OCZ Z-DriveOCZ has been on the forefront of the SSD revolution, with their affordable Core (v1/v2) series they have made a name for themselves, and lately with the performance previews of the new Apex SSD which features internal RAID-0 they are aiming to strike a balance between price/performance higher than the competition.
Using RAID-0 with SSD they quickly hit a bottleneck when using a SATA300 interface, with the next SATA interface speed bump still a few months away, they looked into an alternative method to squeeze more performance from a SSD RAID setup. Using a hardware based x8 PCI Express raid controller and 4x250Gb SSDs in RAID-0 they can offer an out of the box 1TB super speedy drive. PCIe 1.x x1 offers 250mb/s throughput, so their x8 card on a first generation PCIe motherboard has a theoretical limit of 2000mb/s, so there’s some headroom left!

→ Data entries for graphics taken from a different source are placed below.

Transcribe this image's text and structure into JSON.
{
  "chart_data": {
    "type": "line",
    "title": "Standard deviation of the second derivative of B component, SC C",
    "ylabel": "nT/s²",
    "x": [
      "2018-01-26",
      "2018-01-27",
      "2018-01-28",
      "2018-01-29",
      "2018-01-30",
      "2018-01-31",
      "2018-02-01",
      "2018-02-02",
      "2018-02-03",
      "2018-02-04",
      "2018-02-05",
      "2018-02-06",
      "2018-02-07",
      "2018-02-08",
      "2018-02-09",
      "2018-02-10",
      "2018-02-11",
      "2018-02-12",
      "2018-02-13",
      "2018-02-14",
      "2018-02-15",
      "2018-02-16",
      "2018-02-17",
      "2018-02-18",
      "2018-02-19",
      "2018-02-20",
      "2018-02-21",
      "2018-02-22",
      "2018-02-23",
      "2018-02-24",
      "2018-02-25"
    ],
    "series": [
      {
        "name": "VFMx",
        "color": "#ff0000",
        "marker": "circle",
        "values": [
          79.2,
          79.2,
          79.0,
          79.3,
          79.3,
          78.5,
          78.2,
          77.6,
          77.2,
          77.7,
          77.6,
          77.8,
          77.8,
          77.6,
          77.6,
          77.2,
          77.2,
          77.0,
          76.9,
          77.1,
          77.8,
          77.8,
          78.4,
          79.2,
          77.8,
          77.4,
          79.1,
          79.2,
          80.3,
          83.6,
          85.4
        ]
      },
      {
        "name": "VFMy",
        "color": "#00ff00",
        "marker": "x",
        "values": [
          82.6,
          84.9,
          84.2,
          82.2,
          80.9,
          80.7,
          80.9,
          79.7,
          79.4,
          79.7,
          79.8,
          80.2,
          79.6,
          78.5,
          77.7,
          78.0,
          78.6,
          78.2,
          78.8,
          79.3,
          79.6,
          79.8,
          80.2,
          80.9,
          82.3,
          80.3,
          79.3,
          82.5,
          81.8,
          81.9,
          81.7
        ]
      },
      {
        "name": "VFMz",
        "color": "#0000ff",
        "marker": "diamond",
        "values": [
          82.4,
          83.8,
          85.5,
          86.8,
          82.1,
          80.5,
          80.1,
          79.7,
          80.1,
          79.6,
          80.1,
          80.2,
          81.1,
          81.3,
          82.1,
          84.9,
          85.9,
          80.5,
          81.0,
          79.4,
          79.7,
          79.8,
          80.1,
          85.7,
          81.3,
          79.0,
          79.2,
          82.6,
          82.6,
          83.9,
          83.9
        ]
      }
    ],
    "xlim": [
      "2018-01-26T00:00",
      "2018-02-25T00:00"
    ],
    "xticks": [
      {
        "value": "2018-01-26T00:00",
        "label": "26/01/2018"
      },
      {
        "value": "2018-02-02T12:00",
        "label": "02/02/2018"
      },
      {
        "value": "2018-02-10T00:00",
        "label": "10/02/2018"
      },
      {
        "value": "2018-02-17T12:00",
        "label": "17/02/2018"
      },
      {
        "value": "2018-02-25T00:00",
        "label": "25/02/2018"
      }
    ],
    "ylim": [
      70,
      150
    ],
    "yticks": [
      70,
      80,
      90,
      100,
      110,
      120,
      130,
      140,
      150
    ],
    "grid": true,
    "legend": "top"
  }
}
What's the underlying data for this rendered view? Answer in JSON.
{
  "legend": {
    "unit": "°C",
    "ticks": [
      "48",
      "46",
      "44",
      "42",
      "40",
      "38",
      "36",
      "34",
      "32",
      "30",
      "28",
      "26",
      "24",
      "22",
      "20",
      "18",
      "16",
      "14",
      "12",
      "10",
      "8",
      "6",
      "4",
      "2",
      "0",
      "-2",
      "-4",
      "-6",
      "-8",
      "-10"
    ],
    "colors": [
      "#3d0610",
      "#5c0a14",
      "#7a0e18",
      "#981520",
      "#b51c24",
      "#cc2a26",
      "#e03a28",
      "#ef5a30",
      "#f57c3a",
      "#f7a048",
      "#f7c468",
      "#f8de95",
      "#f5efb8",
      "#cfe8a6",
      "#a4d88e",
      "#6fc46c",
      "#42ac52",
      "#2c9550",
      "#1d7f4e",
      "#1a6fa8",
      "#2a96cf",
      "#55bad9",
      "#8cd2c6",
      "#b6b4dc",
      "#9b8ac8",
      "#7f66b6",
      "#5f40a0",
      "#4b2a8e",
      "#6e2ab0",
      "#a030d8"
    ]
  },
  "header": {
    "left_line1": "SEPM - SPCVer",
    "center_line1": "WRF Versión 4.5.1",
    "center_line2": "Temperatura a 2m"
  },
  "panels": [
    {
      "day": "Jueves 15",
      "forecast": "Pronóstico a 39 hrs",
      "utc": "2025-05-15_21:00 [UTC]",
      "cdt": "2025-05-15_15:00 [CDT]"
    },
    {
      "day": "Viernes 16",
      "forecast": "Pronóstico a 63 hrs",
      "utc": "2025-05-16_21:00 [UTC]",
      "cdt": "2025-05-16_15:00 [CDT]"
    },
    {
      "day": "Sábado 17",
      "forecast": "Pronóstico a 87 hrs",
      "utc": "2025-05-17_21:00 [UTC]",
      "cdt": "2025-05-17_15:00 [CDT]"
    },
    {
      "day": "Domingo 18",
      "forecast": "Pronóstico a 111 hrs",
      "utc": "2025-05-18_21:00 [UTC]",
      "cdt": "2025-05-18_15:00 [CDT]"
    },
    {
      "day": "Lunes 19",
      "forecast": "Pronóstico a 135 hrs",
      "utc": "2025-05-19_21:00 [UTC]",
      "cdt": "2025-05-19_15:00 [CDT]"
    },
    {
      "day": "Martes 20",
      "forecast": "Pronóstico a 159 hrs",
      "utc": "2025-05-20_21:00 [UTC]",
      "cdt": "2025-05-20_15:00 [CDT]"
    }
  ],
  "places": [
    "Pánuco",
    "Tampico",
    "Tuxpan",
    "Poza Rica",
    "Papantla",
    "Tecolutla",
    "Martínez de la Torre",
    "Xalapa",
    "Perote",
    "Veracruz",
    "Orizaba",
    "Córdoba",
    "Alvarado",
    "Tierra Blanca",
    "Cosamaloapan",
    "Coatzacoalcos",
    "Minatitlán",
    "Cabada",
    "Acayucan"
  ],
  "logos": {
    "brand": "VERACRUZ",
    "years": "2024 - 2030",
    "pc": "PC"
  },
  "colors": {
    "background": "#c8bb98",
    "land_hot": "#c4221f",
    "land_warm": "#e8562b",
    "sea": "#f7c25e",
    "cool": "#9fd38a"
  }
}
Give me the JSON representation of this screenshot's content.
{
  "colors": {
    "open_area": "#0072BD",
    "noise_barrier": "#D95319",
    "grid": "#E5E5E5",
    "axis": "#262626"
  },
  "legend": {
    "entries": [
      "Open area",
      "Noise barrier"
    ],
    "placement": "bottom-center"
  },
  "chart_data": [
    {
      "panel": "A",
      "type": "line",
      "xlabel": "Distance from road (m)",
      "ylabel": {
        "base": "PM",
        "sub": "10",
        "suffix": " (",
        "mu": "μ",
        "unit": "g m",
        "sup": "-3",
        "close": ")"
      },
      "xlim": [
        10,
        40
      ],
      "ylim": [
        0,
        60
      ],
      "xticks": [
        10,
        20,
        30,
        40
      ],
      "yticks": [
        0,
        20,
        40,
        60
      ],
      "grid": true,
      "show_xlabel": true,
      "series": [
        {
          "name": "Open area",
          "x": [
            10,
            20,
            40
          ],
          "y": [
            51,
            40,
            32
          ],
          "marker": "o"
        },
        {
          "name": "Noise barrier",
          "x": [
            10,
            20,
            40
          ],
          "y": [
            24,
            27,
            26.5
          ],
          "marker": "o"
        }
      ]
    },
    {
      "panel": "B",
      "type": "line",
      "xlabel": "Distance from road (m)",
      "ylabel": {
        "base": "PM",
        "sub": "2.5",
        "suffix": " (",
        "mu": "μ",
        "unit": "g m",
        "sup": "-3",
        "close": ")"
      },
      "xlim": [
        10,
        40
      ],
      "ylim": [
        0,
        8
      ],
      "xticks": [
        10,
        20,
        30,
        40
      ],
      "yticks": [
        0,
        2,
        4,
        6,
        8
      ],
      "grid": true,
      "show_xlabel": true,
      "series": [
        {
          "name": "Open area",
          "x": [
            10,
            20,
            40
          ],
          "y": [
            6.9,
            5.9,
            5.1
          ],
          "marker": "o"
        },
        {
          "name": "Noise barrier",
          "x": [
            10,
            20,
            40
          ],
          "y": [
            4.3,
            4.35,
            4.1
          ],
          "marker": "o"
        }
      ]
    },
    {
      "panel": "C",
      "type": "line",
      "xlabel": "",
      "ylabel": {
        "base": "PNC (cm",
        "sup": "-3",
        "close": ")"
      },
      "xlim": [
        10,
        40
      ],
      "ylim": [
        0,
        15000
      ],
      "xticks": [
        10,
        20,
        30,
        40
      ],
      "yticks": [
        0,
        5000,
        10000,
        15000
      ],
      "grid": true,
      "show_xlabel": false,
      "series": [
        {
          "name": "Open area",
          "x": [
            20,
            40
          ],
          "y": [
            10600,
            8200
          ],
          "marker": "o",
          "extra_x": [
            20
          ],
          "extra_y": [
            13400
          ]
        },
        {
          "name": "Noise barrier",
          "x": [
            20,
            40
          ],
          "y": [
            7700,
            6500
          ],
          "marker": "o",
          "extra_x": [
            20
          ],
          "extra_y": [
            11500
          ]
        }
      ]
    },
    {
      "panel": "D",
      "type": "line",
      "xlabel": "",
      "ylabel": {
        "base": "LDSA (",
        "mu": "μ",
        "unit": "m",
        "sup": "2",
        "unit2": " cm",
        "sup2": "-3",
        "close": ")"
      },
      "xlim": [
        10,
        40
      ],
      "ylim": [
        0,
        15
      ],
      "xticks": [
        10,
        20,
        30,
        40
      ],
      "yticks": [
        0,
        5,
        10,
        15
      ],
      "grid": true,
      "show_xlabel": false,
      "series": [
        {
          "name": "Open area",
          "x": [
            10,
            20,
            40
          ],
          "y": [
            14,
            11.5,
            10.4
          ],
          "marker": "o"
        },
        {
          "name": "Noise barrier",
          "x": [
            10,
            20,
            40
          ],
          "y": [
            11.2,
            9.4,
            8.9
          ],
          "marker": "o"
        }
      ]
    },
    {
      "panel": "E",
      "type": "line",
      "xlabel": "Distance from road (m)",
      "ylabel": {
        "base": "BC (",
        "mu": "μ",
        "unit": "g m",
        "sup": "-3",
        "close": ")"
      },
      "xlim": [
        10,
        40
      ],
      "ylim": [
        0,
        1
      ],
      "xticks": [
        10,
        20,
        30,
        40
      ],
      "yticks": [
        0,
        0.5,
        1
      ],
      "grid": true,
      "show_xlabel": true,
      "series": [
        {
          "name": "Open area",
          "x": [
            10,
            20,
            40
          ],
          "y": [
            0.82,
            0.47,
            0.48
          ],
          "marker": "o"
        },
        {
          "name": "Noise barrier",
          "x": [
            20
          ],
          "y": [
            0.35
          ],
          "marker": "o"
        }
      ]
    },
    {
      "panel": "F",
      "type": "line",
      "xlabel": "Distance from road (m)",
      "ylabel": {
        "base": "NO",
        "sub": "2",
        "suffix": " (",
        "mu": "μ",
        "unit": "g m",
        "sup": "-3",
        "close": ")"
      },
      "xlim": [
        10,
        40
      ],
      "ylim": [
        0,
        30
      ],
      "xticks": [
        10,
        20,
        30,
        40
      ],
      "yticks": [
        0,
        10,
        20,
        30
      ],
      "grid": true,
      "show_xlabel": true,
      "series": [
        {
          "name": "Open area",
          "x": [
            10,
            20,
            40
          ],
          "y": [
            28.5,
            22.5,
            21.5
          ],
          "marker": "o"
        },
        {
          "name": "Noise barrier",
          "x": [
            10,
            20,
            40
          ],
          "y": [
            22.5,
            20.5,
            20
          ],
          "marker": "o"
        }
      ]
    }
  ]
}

They are using a ~$400 Highpoint RocketRAID 3520 PCI Express RAID card with 256Mb of DDR2 ECC memory as the local cache, and four MLC SSDs. They rate the Z-Drive as follows:
• Max Read: up to 600MB/s
• Max Write: up to 500MB/s
• Sustained Write: up to 400MB/s
Those are some extremely high figures, double of what the competition is currently offering in best case scenarios.
The physical drive doesn’t look like an SSD or HDD at all, since it’s based around a PCIe raid card it looks a lot more like a high end video card, size, depth and height wise!
Installation is plug and play, the only thing you’ll have to do is install the raid controller’s drivers in your OS of choice.
We only had a short time to play with the card and it was on a public booth using a OCZ configured system, the specs were:
It’s definitely not the most affordable system out there, but taking into account that the target audience for the Z-Drive will be very high end, it does make sense to match it with the appropriate hardware.